After investigating thicknesses of the RF and VI in the QF among men and women, we found that thicknesses of the RF showed slightly fewer significant differences and less decreases in older age groups in men (Table 2). Because the thickness of the RF is considered to be maintained despite aging, changes in the RF and VI would manifest differently with aging, although both muscles partly form the QF. The RF and VI are located on the front of the femur and directly involved in knee extension; however, the decrease in the thickness of the QF with aging would occur mainly in the VI, whereas the thickness of the RF would be maintained in men.

Correlation between muscle thicknesses and physical function test results

A positive correlation was shown between KES and the thicknesses of the RF, VI, and QF in multiple age groups for men and women; however, fewer correlations were shown between muscle thicknesses and results of the OLS, NW, FW, and TUG tests for men and women, and between muscle thicknesses and GS in women (Table 3). Thus, among the variables, KES was the most correlated with muscle thickness.

Thicknesses of the RF and VI correlated with KES in men aged 65–69 years, and only the thickness of the VI correlated with KES in men aged 70–74 years. In women, thicknesses of the RF and VI correlated with KES in women of all age groups, except the thickness of the VI in women aged 75–79 years.
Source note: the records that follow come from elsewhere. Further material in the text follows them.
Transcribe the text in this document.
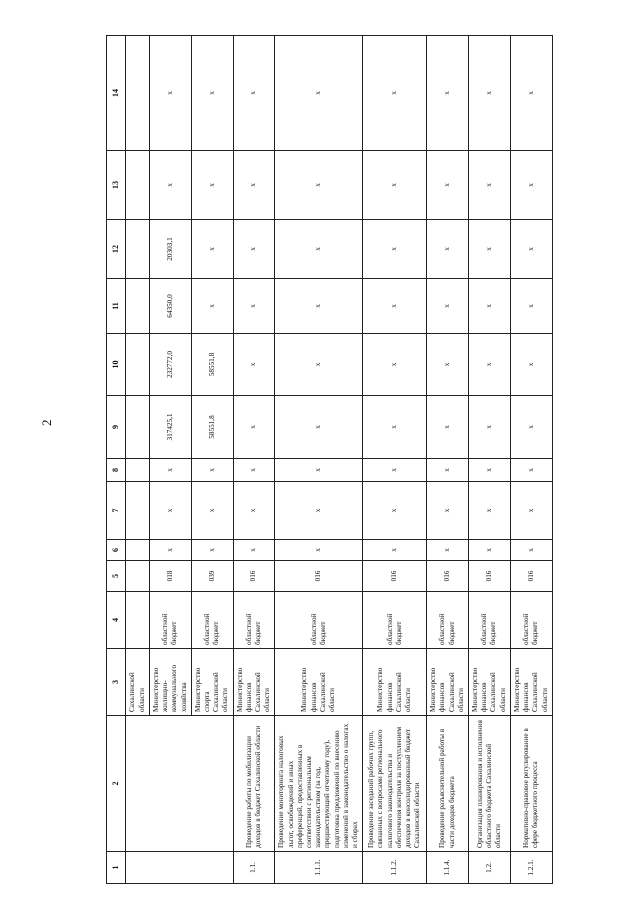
2
1	2	3	4	5	6	7	8	9	10	11	12	13	14
		Сахалинской области											
		Министерство жилищно-коммунального хозяйства	областной бюджет	018	х	х	х	317425,1	232772,0	64350,0	20303,1	х	х
		Министерство спорта Сахалинской области	областной бюджет	039	х	х	х	58551,8	58551,8	х	х	х	х
1.1.	Проведение работы по мобилизации доходов в бюджет Сахалинской области	Министерство финансов Сахалинской области	областной бюджет	016	х	х	х	х	х	х	х	х	х
1.1.1.	Проведение мониторинга налоговых льгот, освобождений и иных преференций, предоставленных в соответствии с региональным законодательством (за год, предшествующий отчетному году), подготовка предложений по внесению изменений в законодательство о налогах и сборах	Министерство финансов Сахалинской области	областной бюджет	016	х	х	х	х	х	х	х	х	х
1.1.2.	Проведение заседаний рабочих групп, связанных с вопросами регионального налогового законодательства и обеспечения контроля за поступлением доходов в консолидированный бюджет Сахалинской области	Министерство финансов Сахалинской области	областной бюджет	016	х	х	х	х	х	х	х	х	х
1.1.4.	Проведение разъяснительной работы в части доходов бюджета	Министерство финансов Сахалинской области	областной бюджет	016	х	х	х	х	х	х	х	х	х
1.2.	Организация планирования и исполнения областного бюджета Сахалинской области	Министерство финансов Сахалинской области	областной бюджет	016	х	х	х	х	х	х	х	х	х
1.2.1.	Нормативно-правовое регулирование в сфере бюджетного процесса	Министерство финансов Сахалинской области	областной бюджет	016	х	х	х	х	х	х	х	х	х
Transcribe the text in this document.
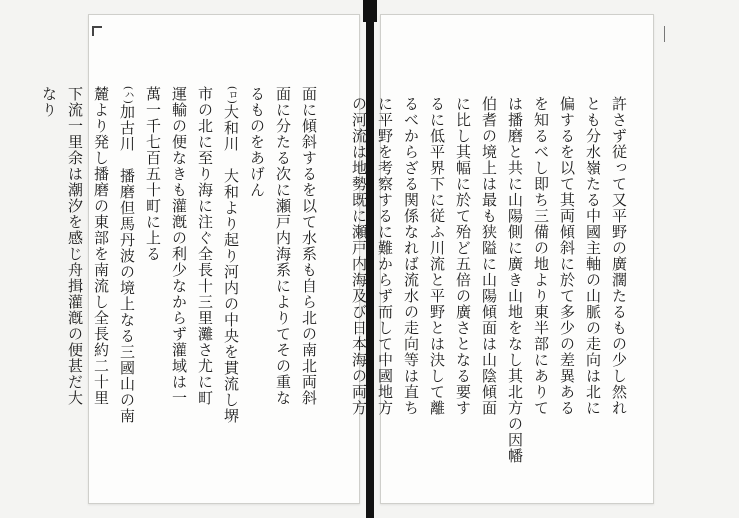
許さず従って又平野の廣濶たるもの少し然れ
とも分水嶺たる中國主軸の山脈の走向は北に
偏するを以て其両傾斜に於て多少の差異ある
を知るべし即ち三備の地より東半部にありて
は播磨と共に山陽側に廣き山地をなし其北方の因幡
伯耆の境上は最も狭隘に山陽傾面は山陰傾面
に比し其幅に於て殆ど五倍の廣さとなる要す
るに低平界下に従ふ川流と平野とは決して離
るべからざる関係なれば流水の走向等は直ち
に平野を考察するに難からず而して中國地方
の河流は地勢既に瀬戸内海及び日本海の両方
面に傾斜するを以て水系も自ら北の南北両斜
面に分たる次に瀬戸内海系によりてその重な
るものをあげん
(ロ)大和川　大和より起り河内の中央を貫流し堺
市の北に至り海に注ぐ全長十三里灘さ尤に町
運輸の便なきも灌漑の利少なからず灌域は一
萬一千七百五十町に上る
(ハ)加古川　播磨但馬丹波の境上なる三國山の南
麓より発し播磨の東部を南流し全長約二十里
下流一里余は潮汐を感じ舟揖灌漑の便甚だ大
なり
Thickness of the QF, which is the sum of the thicknesses of the RF and VI, correlated with KES in three of four groups of men and all groups of women. In other words, muscle strength was determined by the muscle thickness in women, because the QF correlated with KES in all age groups. Muscle strength in men was related to muscle quality or the nervous system, not just muscle thickness, because the muscle thicknesses were not correlated with KES in some age groups.

Changes in muscle thickness and KES with aging

The measurement of maximal muscle strength requires a large load to be applied to the related joint, and imposes a temporary increase and decrease of blood pressure during the performance.19 In contrast, the measurement of muscle thickness with an ultrasound device might replace these high-intensity tests because there is less physical burden. Moreover, individual analysis of each muscle would also be possible.

Changes in muscle with aging have been reported to show decreased muscle volume and altered muscle quality, as exhibited by a mixture of fatty or connective tissue by echo intensity on an ultrasonogram.20,21 Age-related physical functional decline includes decreased muscle volume, and can accompany the accumulation of connective tissues in the affected muscles. There were no significant correlations between KES and thicknesses of the RF, VI, or QF in men aged 75–79 or 80 years or older; this could indicate the accumulation of connective tissues.

There are a few limitations to this study. First, the participants were community-dwelling older individuals. Thus, further research is needed to compare these data with groups of participants with other characteristics. Second, muscle thickness in older participants was not compared to that in young participants, such as those aged 20–29 years. Third, the region of interest used for measuring muscle thickness represents only a small portion of each muscle.

We think it would be very interesting to actively perform research in other similar groups around Japan. The results may show differences related to geography, or they may be very similar to those of our current study. Further research is needed on this topic, and we would be interested in comparing our data with findings from future studies.


Reductions in the thicknesses of the muscles and KES differed by age groups and sex. Furthermore, although the RF and VI jointly compose the QF, the decreases in muscle thicknesses and correlation with aging were different for each muscle.


This study was supported by JSPS KAKENHI (Japan Society for the Promotion of Science KAKENHI, grant numbers 15K01469 and 16K01853); the Research and Development Grants for Longevity Science from the Japan Agency for Medical Research and Development (grant number 16dk0110018h0001); and Longitudinal Study in Tokyo Metropolitan Institute of Gerontology.


The authors report no conflicts of interest in this work.